After his return from the war John Cole continued farming until 1868, and going then to Nebraska spent the following year in that state, while after his return to Indiana he embarked in the mercantile business at Lyons, remaining there until his death on the 1st of May, 1870. His wife died in about 1879 in Jackson township.


Samuel R. Cole was a young man of twenty when he returned from the war, and from that time until 1873 he farmed on rented land in Greene county. In that year he came to Sullivan county and rented a farm in Jackson township, and about 1879 he added thirty-four acres to the forty acres which belonged to his wife and where they now reside, but he has since sold a part of this tract until the farm now contains but sixty-nine acres. He follows general farming and stock raising, and has been very successful in his operations.


In November of 1860 Mr.

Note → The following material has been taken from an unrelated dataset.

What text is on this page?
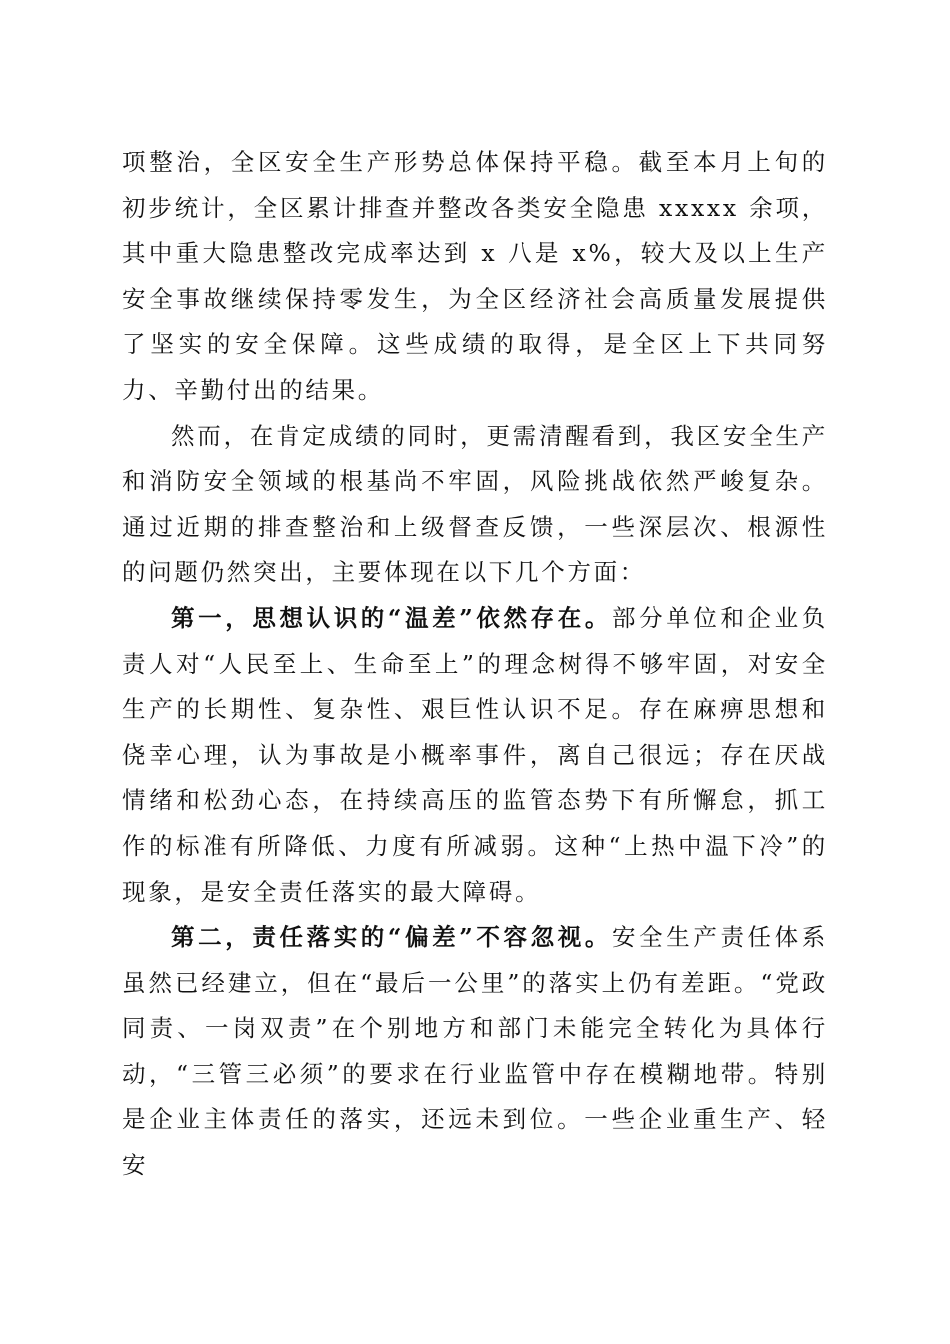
项整治，全区安全生产形势总体保持平稳。截至本月上旬的初步统计，全区累计排查并整改各类安全隐患 xxxxx 余项，其中重大隐患整改完成率达到 x 八是 x%，较大及以上生产安全事故继续保持零发生，为全区经济社会高质量发展提供了坚实的安全保障。这些成绩的取得，是全区上下共同努力、辛勤付出的结果。

然而，在肯定成绩的同时，更需清醒看到，我区安全生产和消防安全领域的根基尚不牢固，风险挑战依然严峻复杂。通过近期的排查整治和上级督查反馈，一些深层次、根源性的问题仍然突出，主要体现在以下几个方面：

第一，思想认识的“温差”依然存在。部分单位和企业负责人对“人民至上、生命至上”的理念树得不够牢固，对安全生产的长期性、复杂性、艰巨性认识不足。存在麻痹思想和侥幸心理，认为事故是小概率事件，离自己很远；存在厌战情绪和松劲心态，在持续高压的监管态势下有所懈怠，抓工作的标准有所降低、力度有所减弱。这种“上热中温下冷”的现象，是安全责任落实的最大障碍。

第二，责任落实的“偏差”不容忽视。安全生产责任体系虽然已经建立，但在“最后一公里”的落实上仍有差距。“党政同责、一岗双责”在个别地方和部门未能完全转化为具体行动，“三管三必须”的要求在行业监管中存在模糊地带。特别是企业主体责任的落实，还远未到位。一些企业重生产、轻安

Cole married Mary Harrah, who was also born in Bloomfield, a daughter of James and Kissie Harrah, both now deceased, as is also the daughter, who was born in 1845 and died in February, 1873. On the 17th of June, 1875, Mr. Cole wedded Teresa Snowden, who was born in Ireland January 27, 1841, a daughter of Orr and Nancy (Alartin) Snowden, who came to the United States in 1841 and located in Pittsburg, Pennsylvania. The father preceded the family to this country a short time and engaged in general work, and later he became a miner. In 1853 he came to Sullivan county, Indiana, and bought canal land in Jackson township, where he died in 1879, a week after the death of Mr. Cole's mother. His wife died on the 26th of January, 1889. Mr. Cole gives his political support to the Republican party, and is a member of the Independent Order of Odd Fellows and of the Grand Army of the Republic. Both he and his wife are members of the Presbyterian church at Jackson Hill, and he is one of its elders.